Here's another way to understand the role of the legislature in protecting the insurance companies instead of the public. Look at the history of the 1995 law that permitted mutual insurance companies to convert to stock companies, and in the process take away the ownership rights of their policyholders without compensation. This is legalized robbery pure and simple. Needless to say it was written by the chief insurance lobbyists. Needless to say the legislature passed the rip-off legislation without hearings, without debate, and with virtually no dissent. It passed by a unanimous vote in the Senate and by a lopsided majority in the House.
So one of the most radical pieces of insurance legislation that authorized the ripping off of millions of policyholders to the tune of billions of dollars was rubber-stamped by the Pennsylvania legislature.
So the two institutions that should be the center of gravity of protection for the policyholder -- the Pennsylvania Insurance Commissioner and the Pennsylvania Senate and House -- can correctly be viewed just as an adjunct of the insurance industry.

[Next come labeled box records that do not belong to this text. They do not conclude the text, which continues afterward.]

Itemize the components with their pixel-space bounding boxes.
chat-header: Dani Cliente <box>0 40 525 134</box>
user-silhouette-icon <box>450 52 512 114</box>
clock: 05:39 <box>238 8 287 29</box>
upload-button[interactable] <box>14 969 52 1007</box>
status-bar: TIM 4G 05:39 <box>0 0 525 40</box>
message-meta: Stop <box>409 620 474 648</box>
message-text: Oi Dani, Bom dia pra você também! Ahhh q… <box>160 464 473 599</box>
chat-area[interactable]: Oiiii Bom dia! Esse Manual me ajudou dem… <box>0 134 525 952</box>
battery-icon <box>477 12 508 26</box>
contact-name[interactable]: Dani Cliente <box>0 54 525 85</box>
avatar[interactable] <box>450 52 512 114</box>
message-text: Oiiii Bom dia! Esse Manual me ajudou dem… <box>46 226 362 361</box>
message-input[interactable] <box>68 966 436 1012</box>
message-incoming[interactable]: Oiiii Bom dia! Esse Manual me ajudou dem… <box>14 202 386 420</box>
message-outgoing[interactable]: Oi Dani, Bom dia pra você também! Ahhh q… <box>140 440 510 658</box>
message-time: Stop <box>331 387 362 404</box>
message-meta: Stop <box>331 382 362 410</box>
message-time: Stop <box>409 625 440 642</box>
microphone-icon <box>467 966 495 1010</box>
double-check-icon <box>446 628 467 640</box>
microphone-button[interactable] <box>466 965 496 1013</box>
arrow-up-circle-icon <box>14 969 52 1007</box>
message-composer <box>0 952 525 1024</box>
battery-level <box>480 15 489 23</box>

THE MEDIA. If the media would do its job, it would be more difficult for the commissioners and legislators of the land to sell out to the insurance industry. But the media sleeps on insurance issues. For proof of that, check out the coverage of the demutualization trend, and you can see that even in the face of multi-billion dollar rip-offs the media is tame and quiet. Somehow, policyholders are going to have to figure out a way to protect themselves. And no one has been able to come up with the formula for doing that.
(Herb Denenberg is a former Pennsylvania Insurance Commissioner and consumer advocate.).